O contrato também vai prever o funcionamento em situações atípicas. Exemplo: se o Brasil entrar em guerra com algum outro país, e a empresa responsável pelo sistema pertencer a esse país. “É algo que tem de ser pensado e bastante explorado. Seria uma contingência em cenário atípico, em um estado de exceção”, afirmou. Ele, no entanto, diz que não haverá risco, porque a infraestrutura de satélites, que a Aeronáutica já utiliza, não será cedida para o parceiro privado. Hoje, ela serve como um seguro, caso as redes terrestres deixem de funcionar.

A presença de empresas privadas nos sistemas de comunicação da Aeronáutica pode parecer uma novidade, mas isso já é uma realidade, explica Jansen. “Atualmente, as redes que usamos não pertencem à Aeronáutica, mas às próprias empresas prestadoras de serviços”, disse. Segundo o coronel, isso não significa que os sistemas são vulneráveis. “Temos mecanismos para proteger essas informações e usamos criptografia para que esses dados não vazem.”

Riscos. O professor de navegação aérea da Universidade de São Paulo (USP), Jorge Bidinotto, concorda que a exposição aos riscos não mudará com o novo modelo. “Com ou sem PPP, os riscos que já existem e vão continuar existindo.” Bidinotto ressalta que a transferência da gestão exige minucioso trabalho de amparo legal. “É um acordo que precisa ser muito bem amarrado. Se o contrato tiver brechas, seria temerário para a segurança da informação”, diz.

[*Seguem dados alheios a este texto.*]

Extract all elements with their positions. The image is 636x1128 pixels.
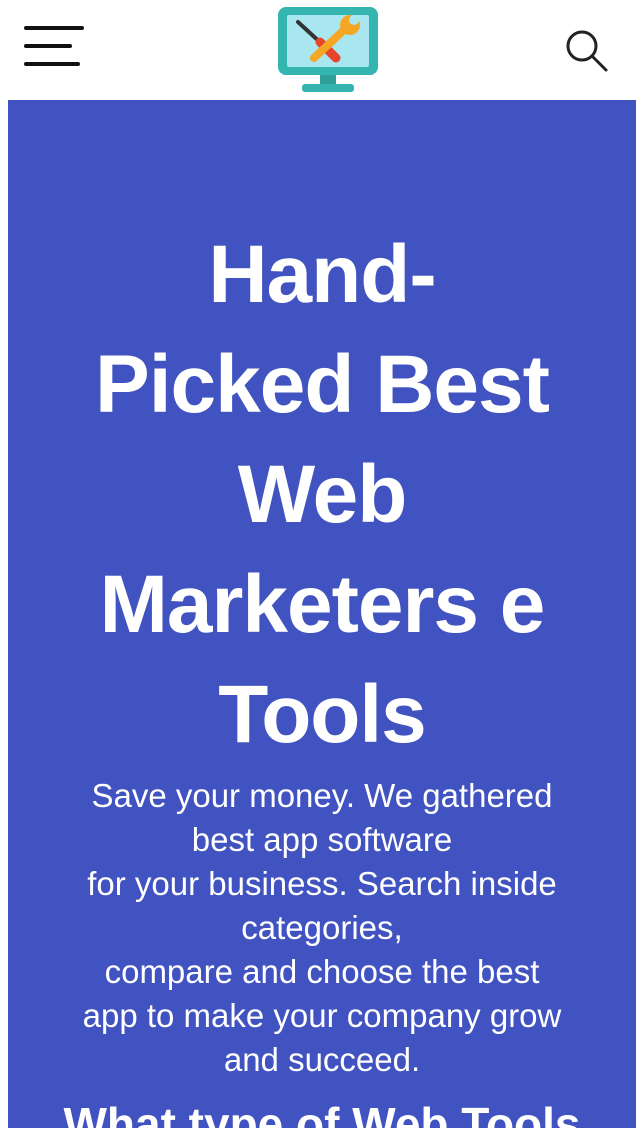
hero-title-line: Marketers e [99, 559, 546, 650]
hero-title-line: Hand- [208, 229, 436, 320]
hamburger-menu-icon [22, 22, 86, 72]
top-header [0, 0, 636, 100]
hero-subtitle: Save your money. We gathered best app so… [28, 774, 616, 1082]
search-button[interactable] [562, 26, 610, 74]
hero-subtitle-line: compare and choose the best [104, 953, 540, 990]
hero-subtitle-line: for your business. Search inside [87, 865, 557, 902]
hero-subtitle-line: categories, [241, 909, 403, 946]
hero-title: Hand- Picked Best Web Marketers e Tools [38, 220, 606, 770]
search-icon [566, 30, 608, 72]
monitor-tools-logo-icon [278, 7, 378, 92]
hero-title-line: Web [237, 449, 408, 540]
hero-subtitle-line: and succeed. [223, 1041, 421, 1078]
site-logo[interactable] [274, 4, 382, 96]
section-heading-web-tools: What type of Web Tools [63, 1098, 581, 1128]
hero-subtitle-line: Save your money. We gathered [91, 777, 553, 814]
hero-title-line: Tools [218, 669, 427, 760]
hero-subtitle-line: app to make your company grow [82, 997, 562, 1034]
hero-subtitle-line: best app software [191, 821, 453, 858]
hero-title-line: Picked Best [95, 339, 550, 430]
menu-button[interactable] [22, 22, 86, 72]
hero-section: Hand- Picked Best Web Marketers e Tools … [8, 100, 636, 1128]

O professor cita que outro risco associado ao contrato é a chance de aumento de custos, o que poderia chegar até o consumidor. Ele explica que a taxa de embarque cobrada dos passageiros em voos comerciais serve para bancar diversos custos, como serviços e até o salário dos controladores. “Isso poderia aumentar com o tempo”.

Embratel e Harris foram procuradas, mas não quiseram se manifestar a respeito do projeto. As informações são do jornal O Estado de S. Paulo.